At the opening session of NAMI's annual Legislative Conference, approximately
200 leaders from more than 40 states received a special briefing on successful
pilot projects recently completed in Iowa and New Hampshire.

"People with mental illness are the last frontier of the civil rights movement
that has spanned much of this century," declared NAMI executive director Laurie
Flynn.  "Forty-four states still have laws that restrict the right of some
people with treatable brain disorders to vote.  Even if those laws are seldom
applied, they represent stigma, prejudice, and discrimination against people
with mental illness. We intend to challenge them, if necessary, while building a
movement to demonstrate that we count too."

Mental illnesses are biological brain disorders and in many cases today
treatment works-but only if a person can get it.  The treatment success rate for
schizophrenia is 60 percent: higher than the rate for heart disease.  For
bipolar disorder (manic depression) the treatment success rate is 80 percent.

"Mental illnesses kill." Flynn said.  "We are not talking about mental health
problems that come from the stresses of daily life.  We are not talking about
Woody Allen and 30 years of talk therapy.  Too many politicians don't know the
difference and they are confused about priorities in spending taxpayer dollars."

"We need fundamental change in the nation's mental healthcare system," Flynn
continued.  "It is today a system in crisis-and too much like a chamber of
horrors.  Too many people with serious mental illness are dying because they
cannot get adequate treatment.  They are dying in restraints on hospital wards.
They are committing suicide. They are being shot by police or warehoused in
prisons. In rare, but sensational cases, they may kill innocent people, and then
in some cases, face execution, in which senseless, preventable tragedies are
compounded by barbaric injustice."

As NAMI's campaign enters its next phase, the grassroots organization, with more
than 210,000 members and 1,200 affiliates nationwide, intends to focus on South
Carolina's February 19th presidential primary and states like California, New
York, and North Carolina with primaries on "Super Tuesday" (March 7) where
newspapers like the Los Angeles Times and New York Times, and Charlotte Observer
recently have published extensive investigative series exposing the failures of
the mental healthcare system, or in some cases, the problem of homelessness.

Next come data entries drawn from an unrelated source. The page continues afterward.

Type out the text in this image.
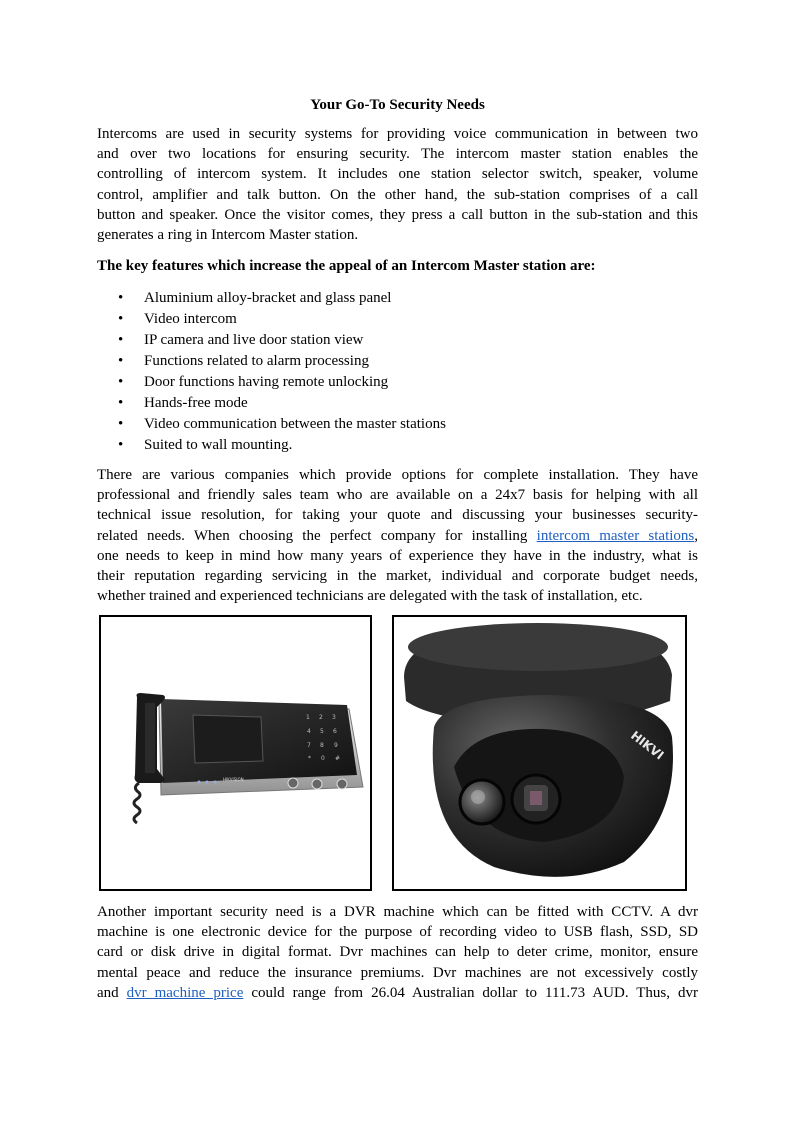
Your Go-To Security Needs

Intercoms are used in security systems for providing voice communication in between two
and over two locations for ensuring security. The intercom master station enables the
controlling of intercom system. It includes one station selector switch, speaker, volume
control, amplifier and talk button. On the other hand, the sub-station comprises of a call
button and speaker. Once the visitor comes, they press a call button in the sub-station and this
generates a ring in Intercom Master station.

The key features which increase the appeal of an Intercom Master station are:
• Aluminium alloy-bracket and glass panel
• Video intercom
• IP camera and live door station view
• Functions related to alarm processing
• Door functions having remote unlocking
• Hands-free mode
• Video communication between the master stations
• Suited to wall mounting.

There are various companies which provide options for complete installation. They have
professional and friendly sales team who are available on a 24x7 basis for helping with all
technical issue resolution, for taking your quote and discussing your businesses security-
related needs. When choosing the perfect company for installing intercom master stations,
one needs to keep in mind how many years of experience they have in the industry, what is
their reputation regarding servicing in the market, individual and corporate budget needs,
whether trained and experienced technicians are delegated with the task of installation, etc.

1 2 3
4 5 6
7 8 9
* 0 #
HIKVISION
HIKVI

Another important security need is a DVR machine which can be fitted with CCTV. A dvr
machine is one electronic device for the purpose of recording video to USB flash, SSD, SD
card or disk drive in digital format. Dvr machines can help to deter crime, monitor, ensure
mental peace and reduce the insurance premiums. Dvr machines are not excessively costly
and dvr machine price could range from 26.04 Australian dollar to 111.73 AUD. Thus, dvr
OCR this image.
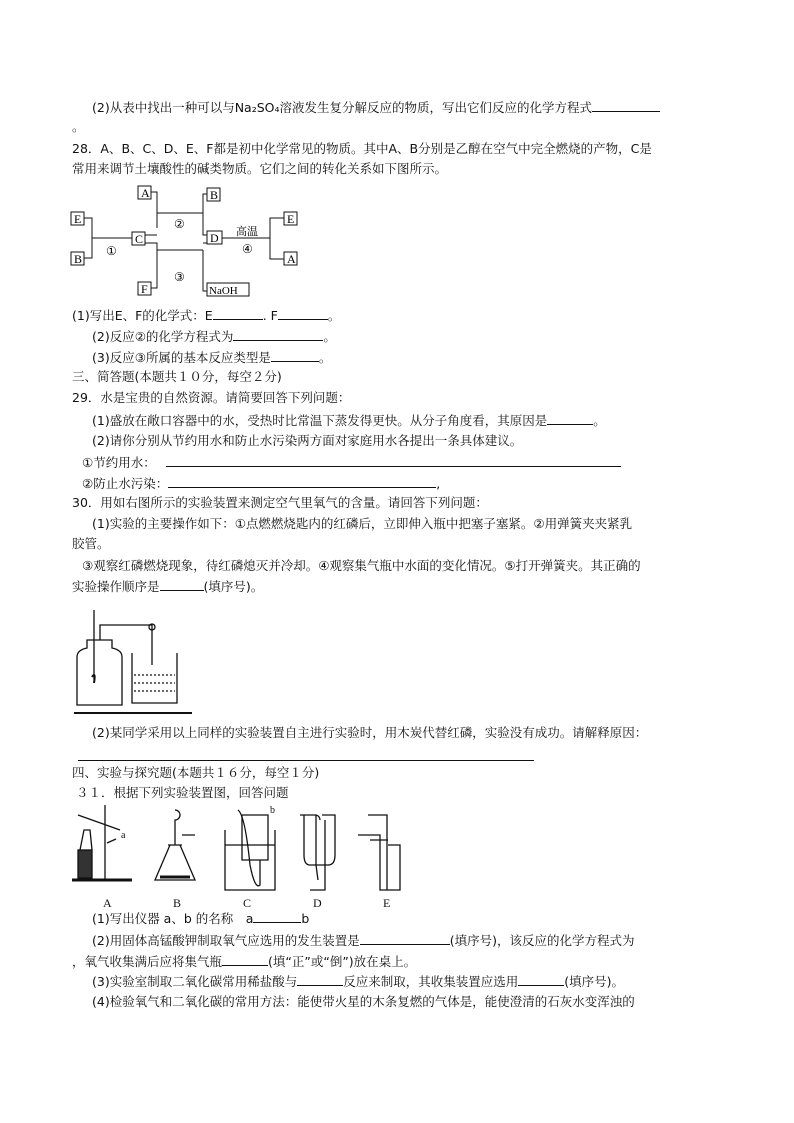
(2)从表中找出一种可以与Na₂SO₄溶液发生复分解反应的物质，写出它们反应的化学方程式
。
28．A、B、C、D、E、F都是初中化学常见的物质。其中A、B分别是乙醇在空气中完全燃烧的产物，C是
常用来调节土壤酸性的碱类物质。它们之间的转化关系如下图所示。
E
B
C
A
F
B
D
NaOH
E
A
①
②
③
④
高温
(1)写出E、F的化学式：E	. F	。
(2)反应②的化学方程式为	。
(3)反应③所属的基本反应类型是	。
三、简答题(本题共１０分，每空２分)
29．水是宝贵的自然资源。请简要回答下列问题：
(1)盛放在敞口容器中的水，受热时比常温下蒸发得更快。从分子角度看，其原因是	。
(2)请你分别从节约用水和防止水污染两方面对家庭用水各提出一条具体建议。
①节约用水：
②防止水污染：	,
30．用如右图所示的实验装置来测定空气里氧气的含量。请回答下列问题：
(1)实验的主要操作如下：①点燃燃烧匙内的红磷后，立即伸入瓶中把塞子塞紧。②用弹簧夹夹紧乳
胶管。
③观察红磷燃烧现象，待红磷熄灭并冷却。④观察集气瓶中水面的变化情况。⑤打开弹簧夹。其正确的
实验操作顺序是	(填序号)。
(2)某同学采用以上同样的实验装置自主进行实验时，用木炭代替红磷，实验没有成功。请解释原因：
四、实验与探究题(本题共１６分，每空１分)
３１．根据下列实验装置图，回答问题
A	B	C	D	E
a
b
(1)写出仪器 a、b 的名称　a	b
(2)用固体高锰酸钾制取氧气应选用的发生装置是	(填序号)，该反应的化学方程式为
，氧气收集满后应将集气瓶	(填“正”或“倒”)放在桌上。
(3)实验室制取二氧化碳常用稀盐酸与	反应来制取，其收集装置应选用	(填序号)。
(4)检验氧气和二氧化碳的常用方法：能使带火星的木条复燃的气体是，能使澄清的石灰水变浑浊的
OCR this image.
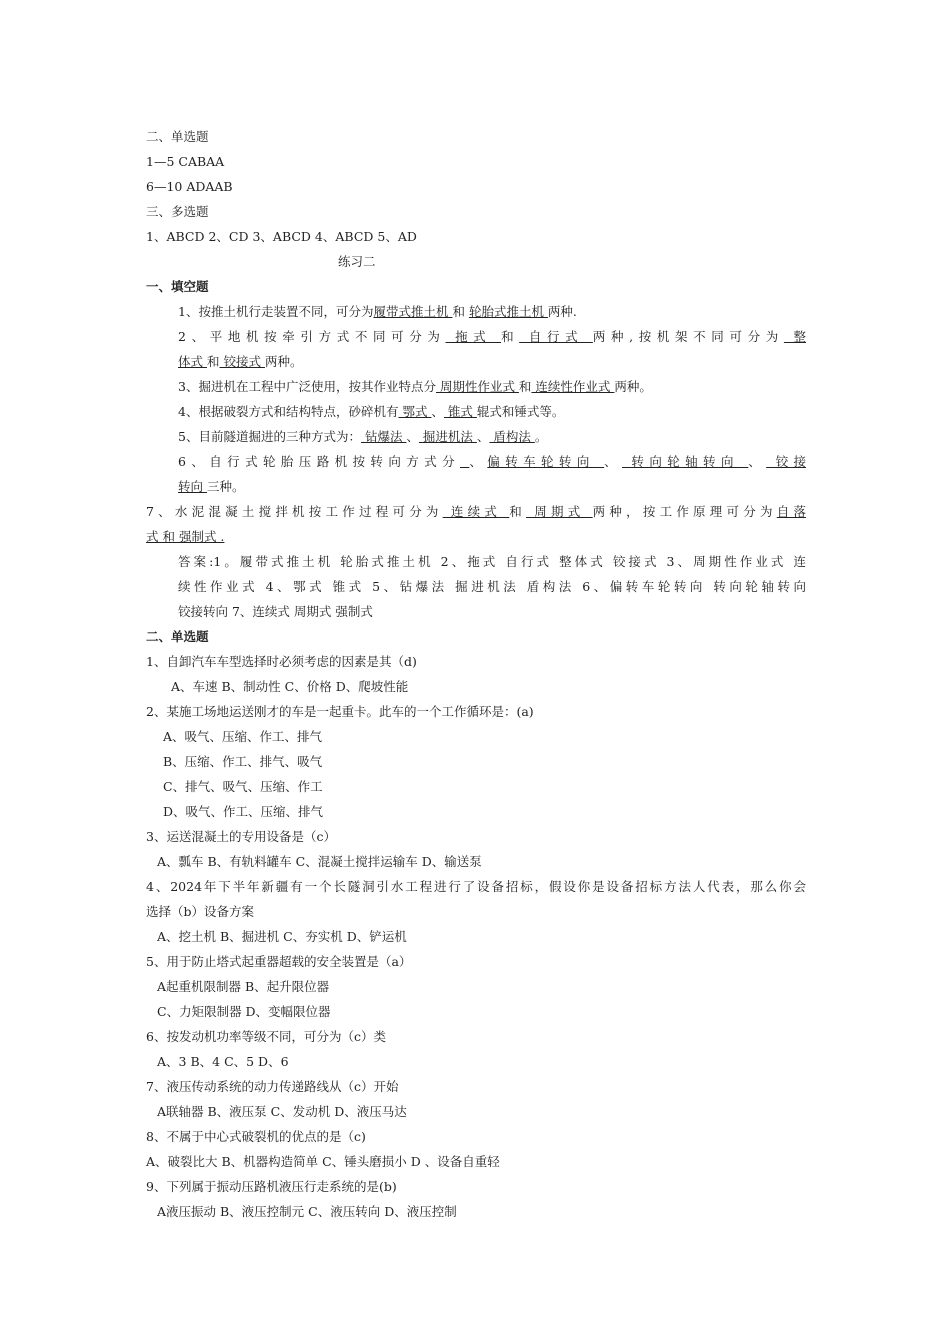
二、单选题
1—5 CABAA
6—10 ADAAB
三、多选题
1、ABCD 2、CD 3、ABCD 4、ABCD 5、AD
练习二
一、填空题
1、按推土机行走装置不同，可分为履带式推土机 和 轮胎式推土机 两种.
2、平地机按牵引方式不同可分为 拖式 和 自行式 两种,按机架不同可分为 整
体式 和 铰接式 两种。
3、掘进机在工程中广泛使用，按其作业特点分 周期性作业式 和 连续性作业式 两种。
4、根据破裂方式和结构特点，砂碎机有 鄂式 、 锥式 辊式和锤式等。
5、目前隧道掘进的三种方式为： 钻爆法 、 掘进机法 、 盾构法 。
6、自行式轮胎压路机按转向方式分 、偏转车轮转向 、 转向轮轴转向 、 铰接
转向 三种。
7、水泥混凝土搅拌机按工作过程可分为 连续式 和 周期式 两种，按工作原理可分为自落
式 和 强制式 .
答案:1。履带式推土机 轮胎式推土机 2、拖式 自行式 整体式 铰接式 3、周期性作业式 连
续性作业式 4、鄂式 锥式 5、钻爆法 掘进机法 盾构法 6、偏转车轮转向 转向轮轴转向
铰接转向 7、连续式 周期式 强制式
二、单选题
1、自卸汽车车型选择时必须考虑的因素是其（d)
A、车速 B、制动性 C、价格 D、爬坡性能
2、某施工场地运送刚才的车是一起重卡。此车的一个工作循环是：(a)
A、吸气、压缩、作工、排气
B、压缩、作工、排气、吸气
C、排气、吸气、压缩、作工
D、吸气、作工、压缩、排气
3、运送混凝土的专用设备是（c）
A、瓢车 B、有轨料罐车 C、混凝土搅拌运输车 D、输送泵
4、2024年下半年新疆有一个长隧洞引水工程进行了设备招标，假设你是设备招标方法人代表，那么你会
选择（b）设备方案
A、挖土机 B、掘进机 C、夯实机 D、铲运机
5、用于防止塔式起重器超载的安全装置是（a）
A起重机限制器 B、起升限位器
C、力矩限制器 D、变幅限位器
6、按发动机功率等级不同，可分为（c）类
A、3 B、4 C、5 D、6
7、液压传动系统的动力传递路线从（c）开始
A联轴器 B、液压泵 C、发动机 D、液压马达
8、不属于中心式破裂机的优点的是（c)
A、破裂比大 B、机器构造简单 C、锤头磨损小 D 、设备自重轻
9、下列属于振动压路机液压行走系统的是(b)
A液压振动 B、液压控制元 C、液压转向 D、液压控制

"The presidential candidates are talking a lot about healthcare reform," Flynn
said, "but they aren't saying much about mental illness and the broad, systemic
changes that are needed.  We hope these same newspapers will ask each and every
candidate what they intend to do about the crisis."

But the real focus for NAMI's campaign will be the general election in November
and building movements at the state and local levels to advance its Omnibus
Mental Illness Recovery Act (OMIRA), which contains eight key elements:

· Consumer and family participation in planning mental illness services
· Equitable healthcare coverage (insurance parity)
· Access to newer medications: i.e., requiring healthcare plans to provide all
effective and medically necessary medications
· Financing assertive community treatment programs, including the evidence-based
PACT model
· Work incentives through Medicaid for persons with severe mental illness
· Limit the use of restraints only to emergency safety situations
· Reduction in the criminalization of mental illness, including specialized
police training and mental health courts
· Establish a Mental Illness Housing Assistance Program to provide safe,
affordable housing with community-based services

"Taken together, these eight components can move us toward an accountable system
for providing recovery-oriented treatment and services to people with severe
brain disorders," Flynn noted.  "OMIRA's issues also have federal counterparts.
They are not our entire agenda, but they at least will establish a national
baseline of care that can move the country forward."

In its campaign, NAMI also intends to work in coalition with other groups in the
long-term healthcare and disability communities, including the National Mental
Health Association (NMHA).  Ken Steele, founder of the National Voter
Empowerment Project, whom the New York Times twice profiled last year, addressed
the Legislative Conference during the opening session.